The death toll for all of 2015 was about 13,400, compared to 15,600 in 2014. That’s still a big jump from 2013 when the death toll was 8,900 for all of Iraq and only ten percent of those were terrorists while the majority were Shia civilians killed by Sunni Islamic terrorists. While 2015 was 14 percent less deadly than 2014 both years were much less than the worst year. That was 2007 when nearly 18,000 died. Then as now the main cause of the mayhem and murder was Sunni fanatics who want to run the country as a Sunni dictatorship. Still Iraq was a lot less violent than neighboring Syria where the 2015 death toll was 55,000, which was down 38 percent from the 76,000 in 2014. That’s over 69,000 dead (down 24 percent from 91,000in 2014) for the two countries where ISIL is most active. The death toll has declined in both Iraq and Syria because ISIL has become less effective and in Syria there is a lot more war weariness. Most of the rebels and government forces in Syria are just playing defense and even ISIL has been less active in attacking compared to 2014.

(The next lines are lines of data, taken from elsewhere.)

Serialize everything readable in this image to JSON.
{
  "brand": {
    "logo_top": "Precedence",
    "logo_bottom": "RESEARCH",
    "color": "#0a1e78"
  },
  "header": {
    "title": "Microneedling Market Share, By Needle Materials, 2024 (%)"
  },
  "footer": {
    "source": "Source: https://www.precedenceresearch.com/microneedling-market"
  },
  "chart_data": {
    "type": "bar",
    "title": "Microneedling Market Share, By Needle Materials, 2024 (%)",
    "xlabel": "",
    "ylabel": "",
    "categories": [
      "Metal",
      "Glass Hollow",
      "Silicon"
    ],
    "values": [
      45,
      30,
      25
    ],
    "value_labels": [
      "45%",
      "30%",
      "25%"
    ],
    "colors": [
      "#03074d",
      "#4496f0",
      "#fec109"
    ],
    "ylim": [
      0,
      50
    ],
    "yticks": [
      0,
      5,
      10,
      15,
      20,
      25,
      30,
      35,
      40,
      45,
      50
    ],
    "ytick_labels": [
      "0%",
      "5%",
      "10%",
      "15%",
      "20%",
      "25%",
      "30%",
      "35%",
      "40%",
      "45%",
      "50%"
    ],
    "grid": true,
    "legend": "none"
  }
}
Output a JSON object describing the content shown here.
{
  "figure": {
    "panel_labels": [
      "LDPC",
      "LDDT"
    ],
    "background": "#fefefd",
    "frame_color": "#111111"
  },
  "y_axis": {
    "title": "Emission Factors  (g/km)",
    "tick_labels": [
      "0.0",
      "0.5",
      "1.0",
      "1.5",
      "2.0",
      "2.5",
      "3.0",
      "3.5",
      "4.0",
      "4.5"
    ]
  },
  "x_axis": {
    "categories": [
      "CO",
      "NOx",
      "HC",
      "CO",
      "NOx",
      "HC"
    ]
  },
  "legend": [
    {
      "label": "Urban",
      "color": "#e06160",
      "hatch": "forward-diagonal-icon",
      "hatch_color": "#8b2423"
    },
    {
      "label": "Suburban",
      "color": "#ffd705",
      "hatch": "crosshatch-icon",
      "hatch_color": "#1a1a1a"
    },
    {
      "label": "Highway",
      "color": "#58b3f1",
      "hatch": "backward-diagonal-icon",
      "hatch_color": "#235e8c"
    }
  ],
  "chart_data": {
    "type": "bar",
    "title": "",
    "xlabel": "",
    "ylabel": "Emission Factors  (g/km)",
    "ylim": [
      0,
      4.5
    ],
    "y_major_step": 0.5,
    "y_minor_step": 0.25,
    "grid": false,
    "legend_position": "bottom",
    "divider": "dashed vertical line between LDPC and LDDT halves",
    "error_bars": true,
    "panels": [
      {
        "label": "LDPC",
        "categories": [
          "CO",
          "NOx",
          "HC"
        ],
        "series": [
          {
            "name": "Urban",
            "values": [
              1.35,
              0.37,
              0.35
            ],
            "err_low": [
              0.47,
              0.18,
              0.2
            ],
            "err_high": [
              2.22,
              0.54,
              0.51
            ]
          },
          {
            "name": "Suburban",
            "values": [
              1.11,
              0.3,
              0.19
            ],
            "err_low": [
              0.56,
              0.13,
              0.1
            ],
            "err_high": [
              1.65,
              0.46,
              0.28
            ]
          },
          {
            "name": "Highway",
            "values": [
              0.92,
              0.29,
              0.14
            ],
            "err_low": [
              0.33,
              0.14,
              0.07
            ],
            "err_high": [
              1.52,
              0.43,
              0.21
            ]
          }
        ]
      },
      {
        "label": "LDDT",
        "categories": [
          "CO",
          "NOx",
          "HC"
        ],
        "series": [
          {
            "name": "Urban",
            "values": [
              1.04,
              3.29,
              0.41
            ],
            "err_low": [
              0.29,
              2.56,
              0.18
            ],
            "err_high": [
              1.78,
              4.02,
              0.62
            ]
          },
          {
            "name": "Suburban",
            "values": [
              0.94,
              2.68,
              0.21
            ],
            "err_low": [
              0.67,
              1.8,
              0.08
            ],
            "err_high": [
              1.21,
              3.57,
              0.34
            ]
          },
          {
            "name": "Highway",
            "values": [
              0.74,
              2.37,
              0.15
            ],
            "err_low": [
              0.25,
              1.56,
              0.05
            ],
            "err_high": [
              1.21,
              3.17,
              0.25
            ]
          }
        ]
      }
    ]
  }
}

December 30, 2015: Iraq declared Ramadi (the capital of Anbar) liberated as the flag was raised over government buildings recently cleared of ISIL fighters. There still hundreds of ISIL fighters in the city and even more on the outskirts but Iraqi leaders thought it best to declare victory in Ramadi now, before 2016 began. The U.S. added that it had confirmed that, since late November, targeted (going after a specific individual) air attacks had killed at least ten senior ISIL leaders in Iraq and Syria. That plus U.S. promises to use more commando raids on ISIL headquarters and other key installations has ISIL leadership terrified, or at least very anxious.

December 15, 2015: Saudi Arabia announced the formation of an anti-terrorist organization (the Islamic Military Alliance or IMA) composed of 34 (so far) Moslem nations. This includes Bahrain, Bangladesh, Benin, Chad, Comoros, Cote d’Ivoire, Djibouti, Egypt, Gabon, Guinea, Jordan, Kuwait, Lebanon, Libya, Maldives, Mali, Malaysia, Morocco, Mauritania, Niger, Nigeria, Qatar, the Palestinians, Pakistan, Senegal, Sudan, Sierra Leone, Somalia, Togo, Tunisia, Turkey, the UAE (United Arab Emirates), and Yemen. Indonesia, largest Moslem nation on the planet, is considering. The nation with the largest number of Moslems, India, was apparently not invited to join. All the current members are largely Sunni. Many people in Pakistan, Afghanistan Lebanon and Malaysia objected to their nation joining the IMA. Three of these nations have large Shia minorities while Malaysia has many non-Moslems, including Hindus. Some nations are not welcome, like Iran, Syria and Iraq. This is because the Sunni Gulf States (led by Saudi Arabia) are at war with Iran, which considers Syria and Iraq allies. A growing number of Moslem nations are openly complaining that Saudi Arabia is the source of most of the Islamic conservatism that propelled al Qaeda and ISIL, the Taliban, Boko Haram and many other Islamic terrorist groups into existence. Many IMA members are the recipients of Saudi financial assistance, so refusing to join the IMA was not considered fiscally prudent. The only specific terrorist organization IMA is at war with is ISIL. Saudi Arabia also considers Iran a terrorist organization, especially when Sunni nations are concerned.